Tech News : There’s Gold In Them Thar Phones
The Royal Mint has signed an agreement with Canadian start-up Excir to recover gold and other precious metals from old smartphone and laptop circuit boards.
Precious Waste Mountain
A recent assessment by the waste electrical and electronic equipment (WEEE) forum has concluded that this year’s worldwide mountain of waste electronic and electrical equipment will total an estimated 57.4 million tonnes – greater than the weight of the Great Wall of China, Earth’s heaviest artificial object. Also, an estimated 151 million or more phones a year, approximately 416,000 a day, are simply incinerated or landfilled, and that 40 per cent of heavy metals in US landfills come from discarded electronics.
More Than Ore
According to Dr Ruediger Kuehr, director of the UN’s Sustainable Cycles (SCYCLE) programme, “A tonne of discarded mobile phones is richer in gold than a tonne of gold ore.”
Dr Kuehr also claims that one million mobile phones contain “24 kg of gold, 16,000 kg of copper, 350 kg of silver, and 14 kg of palladium”.
Plans To Extract Gold At Plant In Wales
Through its agreement with Excir, The Royal Mint intends to build a plant in Wales that could reclaim hundreds of kilograms of gold and other precious metals from electronic waste such as mobile phones and laptops.
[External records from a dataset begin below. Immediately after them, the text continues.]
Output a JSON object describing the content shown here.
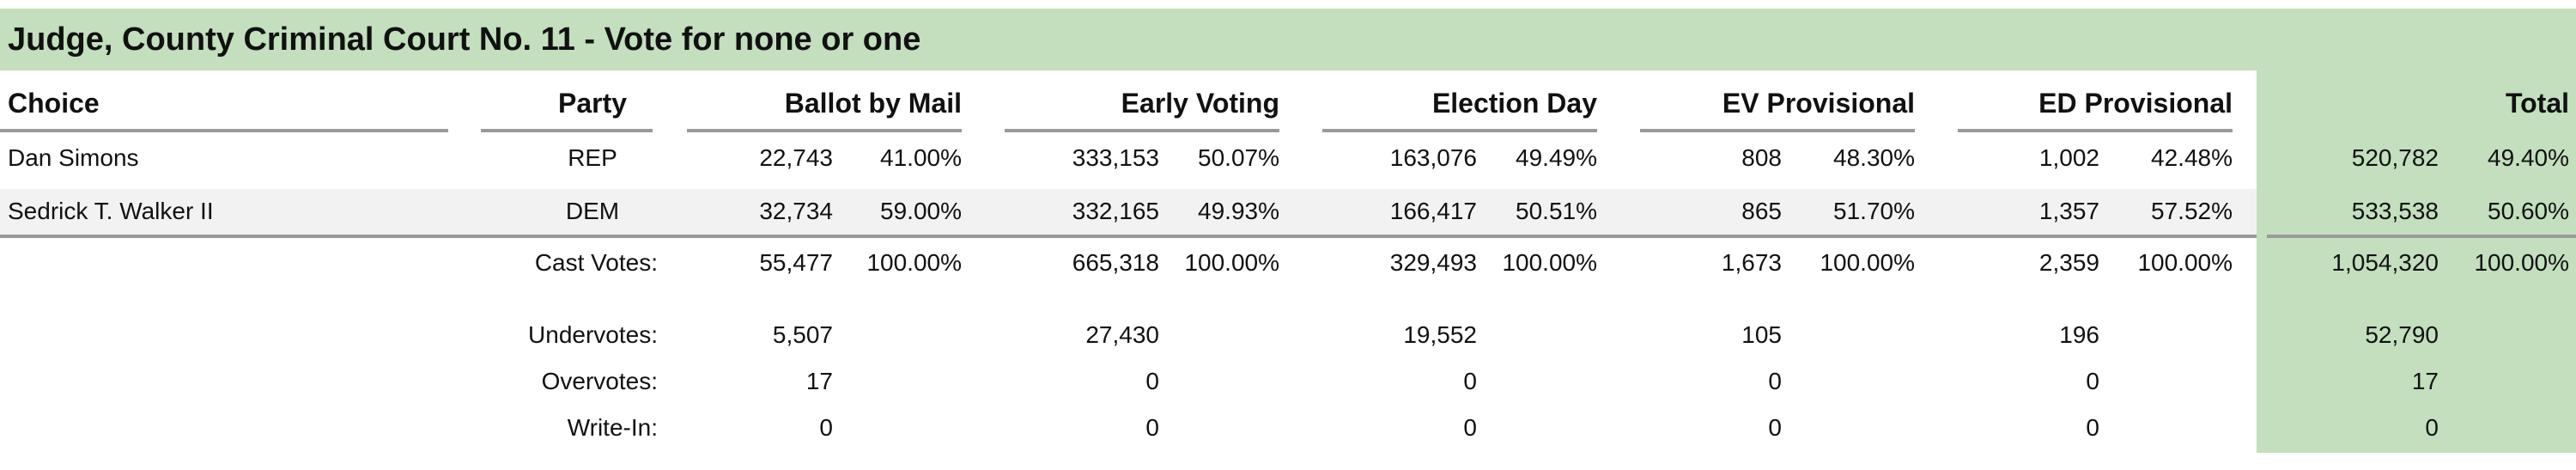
{
  "title": "Judge, County Criminal Court No. 11 - Vote for none or one",
  "headers": {
    "choice": "Choice",
    "party": "Party",
    "ballot_by_mail": "Ballot by Mail",
    "early_voting": "Early Voting",
    "election_day": "Election Day",
    "ev_provisional": "EV Provisional",
    "ed_provisional": "ED Provisional",
    "total": "Total"
  },
  "candidates": [
    {
      "choice": "Dan Simons",
      "party": "REP",
      "mail_votes": "22,743",
      "mail_pct": "41.00%",
      "ev_votes": "333,153",
      "ev_pct": "50.07%",
      "ed_votes": "163,076",
      "ed_pct": "49.49%",
      "evp_votes": "808",
      "evp_pct": "48.30%",
      "edp_votes": "1,002",
      "edp_pct": "42.48%",
      "total_votes": "520,782",
      "total_pct": "49.40%"
    },
    {
      "choice": "Sedrick T. Walker II",
      "party": "DEM",
      "mail_votes": "32,734",
      "mail_pct": "59.00%",
      "ev_votes": "332,165",
      "ev_pct": "49.93%",
      "ed_votes": "166,417",
      "ed_pct": "50.51%",
      "evp_votes": "865",
      "evp_pct": "51.70%",
      "edp_votes": "1,357",
      "edp_pct": "57.52%",
      "total_votes": "533,538",
      "total_pct": "50.60%"
    }
  ],
  "cast_votes": {
    "label": "Cast Votes:",
    "mail_votes": "55,477",
    "mail_pct": "100.00%",
    "ev_votes": "665,318",
    "ev_pct": "100.00%",
    "ed_votes": "329,493",
    "ed_pct": "100.00%",
    "evp_votes": "1,673",
    "evp_pct": "100.00%",
    "edp_votes": "2,359",
    "edp_pct": "100.00%",
    "total_votes": "1,054,320",
    "total_pct": "100.00%"
  },
  "summary_rows": [
    {
      "label": "Undervotes:",
      "mail": "5,507",
      "ev": "27,430",
      "ed": "19,552",
      "evp": "105",
      "edp": "196",
      "total": "52,790"
    },
    {
      "label": "Overvotes:",
      "mail": "17",
      "ev": "0",
      "ed": "0",
      "evp": "0",
      "edp": "0",
      "total": "17"
    },
    {
      "label": "Write-In:",
      "mail": "0",
      "ev": "0",
      "ed": "0",
      "evp": "0",
      "edp": "0",
      "total": "0"
    }
  ],
  "colors": {
    "accent_green": "#c3dfbe",
    "row_alt": "#f2f2f2",
    "rule": "#9a9a9a"
  }
}
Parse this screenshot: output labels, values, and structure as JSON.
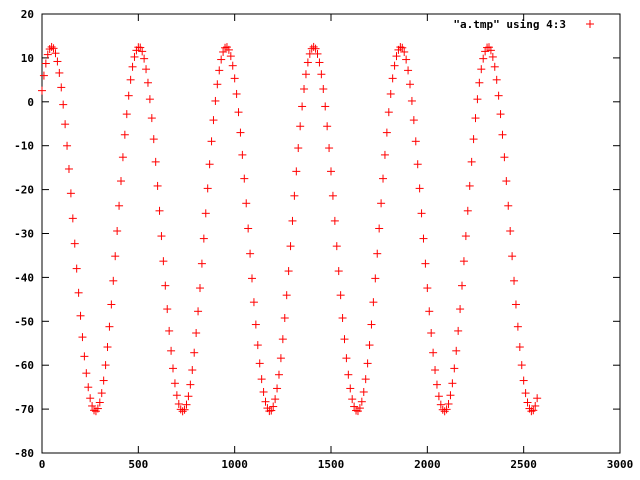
{
  "chart_data": {
    "type": "scatter",
    "title": "",
    "xlabel": "",
    "ylabel": "",
    "xlim": [
      0,
      3000
    ],
    "ylim": [
      -80,
      20
    ],
    "x_ticks": [
      "0",
      "500",
      "1000",
      "1500",
      "2000",
      "2500",
      "3000"
    ],
    "y_ticks": [
      "20",
      "10",
      "0",
      "-10",
      "-20",
      "-30",
      "-40",
      "-50",
      "-60",
      "-70",
      "-80"
    ],
    "grid": false,
    "legend_position": "top-right",
    "marker": "plus",
    "series": [
      {
        "name": "\"a.tmp\" using 4:3",
        "color": "#ff0000",
        "model": {
          "x_start": 0,
          "x_end": 2570,
          "x_step": 10,
          "offset": -29,
          "amplitude": 41.5,
          "period": 453,
          "peak_x": 51
        },
        "points": [
          [
            0,
            2
          ],
          [
            51,
            12.5
          ],
          [
            100,
            3
          ],
          [
            175,
            -40
          ],
          [
            250,
            -65
          ],
          [
            278,
            -70.5
          ],
          [
            330,
            -63
          ],
          [
            400,
            -30
          ],
          [
            465,
            5
          ],
          [
            504,
            12.5
          ],
          [
            560,
            2
          ],
          [
            650,
            -45
          ],
          [
            731,
            -70.5
          ],
          [
            800,
            -58
          ],
          [
            880,
            -15
          ],
          [
            957,
            12.5
          ],
          [
            1050,
            -5
          ],
          [
            1130,
            -55
          ],
          [
            1184,
            -70.5
          ],
          [
            1260,
            -45
          ],
          [
            1340,
            0
          ],
          [
            1410,
            12.5
          ],
          [
            1500,
            -10
          ],
          [
            1580,
            -60
          ],
          [
            1637,
            -70.5
          ],
          [
            1720,
            -38
          ],
          [
            1800,
            5
          ],
          [
            1863,
            12.5
          ],
          [
            1950,
            -10
          ],
          [
            2030,
            -60
          ],
          [
            2090,
            -70.5
          ],
          [
            2170,
            -40
          ],
          [
            2250,
            3
          ],
          [
            2316,
            12.5
          ],
          [
            2400,
            -15
          ],
          [
            2480,
            -63
          ],
          [
            2543,
            -70.5
          ],
          [
            2570,
            -69
          ]
        ]
      }
    ]
  }
}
Excir has developed chemical solutions that can extract the metals from the circuit boards. Sean Millard, the Mint’s chief growth officer says that Excir can “selectively pull out precious metals with a high degree of purity,” and that although the mint currently uses the process at small scale, a new plant “would look to process hundreds of tonnes of e-waste per annum, generating hundreds of kilograms of precious metals”.
Value Vs Cost?
A kilogram of gold is worth around $55,000 at current prices so, although extracting the gold from old circuit boards sounds potentially profitable (and better for the planet). It is not yet clear, however, how much the new extraction plant and its operation would cost.
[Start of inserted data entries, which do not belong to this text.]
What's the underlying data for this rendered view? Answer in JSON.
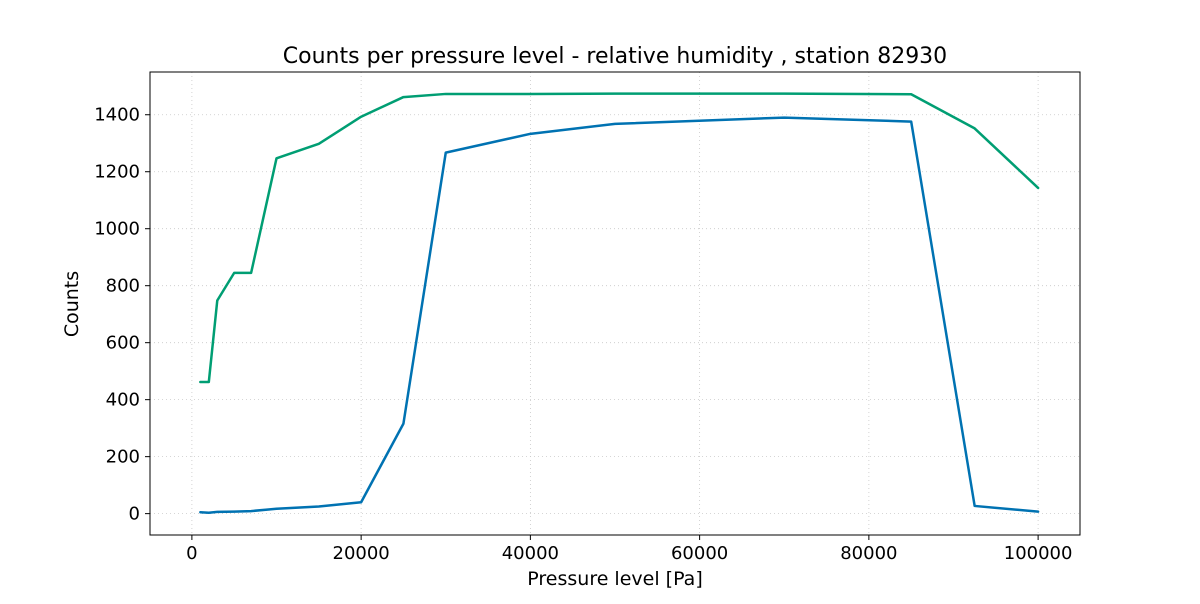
{
  "chart_data": {
    "type": "line",
    "title": "Counts per pressure level - relative humidity , station 82930",
    "xlabel": "Pressure level [Pa]",
    "ylabel": "Counts",
    "xlim": [
      -4950,
      104950
    ],
    "ylim": [
      -75,
      1550
    ],
    "xticks": [
      0,
      20000,
      40000,
      60000,
      80000,
      100000
    ],
    "xtick_labels": [
      "0",
      "20000",
      "40000",
      "60000",
      "80000",
      "100000"
    ],
    "yticks": [
      0,
      200,
      400,
      600,
      800,
      1000,
      1200,
      1400
    ],
    "ytick_labels": [
      "0",
      "200",
      "400",
      "600",
      "800",
      "1000",
      "1200",
      "1400"
    ],
    "grid": true,
    "legend": false,
    "series": [
      {
        "color": "#009E73",
        "x": [
          1000,
          2000,
          3000,
          5000,
          7000,
          10000,
          15000,
          20000,
          25000,
          30000,
          40000,
          50000,
          70000,
          85000,
          92500,
          100000
        ],
        "y": [
          462,
          462,
          748,
          845,
          845,
          1247,
          1298,
          1393,
          1462,
          1473,
          1473,
          1474,
          1474,
          1472,
          1352,
          1143
        ]
      },
      {
        "color": "#0072B2",
        "x": [
          1000,
          2000,
          3000,
          5000,
          7000,
          10000,
          15000,
          20000,
          25000,
          30000,
          40000,
          50000,
          70000,
          85000,
          92500,
          100000
        ],
        "y": [
          5,
          3,
          6,
          7,
          9,
          17,
          25,
          40,
          316,
          1267,
          1333,
          1368,
          1390,
          1376,
          27,
          7
        ]
      }
    ]
  }
}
Reasons For The Electronic Waste Mountain
Some of the reasons why there has been a growth in the consumption of electronics include:
– Smaller periods between new product releases.
– Limited options for repairing broken items and lack of the ‘right to repair.’
– Fast device development e.g., mobile phones, leading to a market dependency on rapid replacement of older devices.
What Does This Mean For Your Business?
As identified by the Royal Mint and Excir, recovering, recycling, and returning precious metals to the production cycle not only provides a good business opportunity but also new supplies don’t need to be mined, thereby helping the environment.
Tackling the growing e-waste crisis, however, will take a number of different measures over time, globally. Getting to a situation where there is the creation of a circular economy for electronic goods where waste is minimised, the most is made of resources, the environment and health are protected, and businesses and developing economies can still meet their demand, will take a wide variety of actions. These include legislation and having a more digital and connected world to help accelerate progress towards sustainable development goals, thereby helping emerging economies, and ensuring that less precious minerals, metals, and resources are dumped into landfill. Also, an approach that could dematerialise the electronics industry (e.g., through ‘device-as-a-service’ business models), better product tracking and take-back schemes, and entrepreneurs, investors, academics, business leaders and lawmakers working together could help make the circular economy work. Increasing the ‘right to repair’ in electronic products is another way to help tackle the crisis and help the environment going forward.